Before checking out popular picks here are some fund types that you may consider.

  1. Large Cap Funds– As required by SEBI (Securities and Exchange Board of India), large-cap funds deploy mutual fund investment in India throughout 80% of companies which are ranked between 1-100 in terms of market capitalization. These are funds buying shares included majorly within the Nifty 100, Nifty 50 or even BSE 100 indices. Sometimes shares of blue-chip companies or corporations are also included, i.e. those organizations with sizable potential for earnings. These funds have lower levels of volatility and are able to better withstand market fluctuations and other adjustments. These funds are better equipped to handle downturns or fluctuations in the market throughout bearish or corrective stages. Mid-cap and multi-cap funds often have higher risks. At the same time, large-cap funds may not perform as well as smaller peers during an equity market rally. However, they do churn out higher returns (adjusted for risks) in the long term.

 

  1. Index Funds– These are basically funds under passive management and look at syncing with the performance of the underlying benchmark minus any active management of fund managers and professionals. They mimic the index portfolio like Nifty 50. This is done through investments in shares which are a part of the said index and in the same proportion as they are within the same. Funds which are actively managed always strive to surpass the performance of their benchmarks with the help of strategies taken by fund managers.

 

This is hence a major difference. Index funds, however, have lower expense ratios in comparison to actively managed mutual funds.  Index funds are suitable for those looking for returns linked to the benchmark or index. You may find funds tracking the Nifty 500, Nifty 50 and Nifty Subsequent 50 indices. The Nifty 50 is one of the highest-traded indices globally while the Nifty Subsequent 50 enables deploying money into shares with the potential to be included in the Nifty 50 Index in future.

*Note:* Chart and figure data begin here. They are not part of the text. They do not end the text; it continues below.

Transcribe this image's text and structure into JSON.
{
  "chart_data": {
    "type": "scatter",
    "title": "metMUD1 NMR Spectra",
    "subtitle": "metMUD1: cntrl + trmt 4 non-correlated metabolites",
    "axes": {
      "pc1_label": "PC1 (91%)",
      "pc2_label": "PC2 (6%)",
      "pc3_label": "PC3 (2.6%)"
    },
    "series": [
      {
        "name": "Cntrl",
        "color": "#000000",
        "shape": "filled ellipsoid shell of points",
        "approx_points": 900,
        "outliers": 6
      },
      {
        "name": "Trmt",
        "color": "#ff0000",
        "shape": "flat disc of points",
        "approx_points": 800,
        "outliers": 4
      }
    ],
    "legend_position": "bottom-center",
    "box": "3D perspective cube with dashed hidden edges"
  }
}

The Nifty 500 index looks at more than 95% of the listed companies on the National Stock Exchange (NSE) with regard to large market capitalization.

 

  1. Aggressive Hybrid Funds– Aggressive hybrid funds are those allocating approximately 65-80% of the corpus into equity-based investments while the remainder will be deployed across debt. Upper allocation towards equity investments may help in getting handsome long-term returns. At the same time, the debt component helps in lowering losses during any fluctuation/downturn in the market. The funds are perceived in the manner of equity funds in terms of taxation. Aggressive hybrid fund plans have lower depreciation levels in spite of market corrections although they appreciate lesser during market rallies. Lower volatility may help you garner superior returns (adjusted for risks) which contrast with various equity-based asset classes over the long haul. The multi-cap method is usually used for management of the equity component of these funds while the debt component is deployed through various earnings channels with diverse maturity periods.

Now that you are aware of the types, you can select from either some of the renowned funds like Axis multicap fund and others. Remember that it is always safe to commence investing in equity through mutual funds which are professionally managed by experts as compared to direct equity investments. The latter entails deploying investments all by yourself and tracking performance on your own.

There is a bigger risk of incurring a loss in this scenario. It is much better to seek advice from an industry expert or professional expert and this is possible if you invest through mutual funds. Additionally, mutual funds help you spread out risks considerably through SIPs (systematic investment plans). This is a major plus point by all means.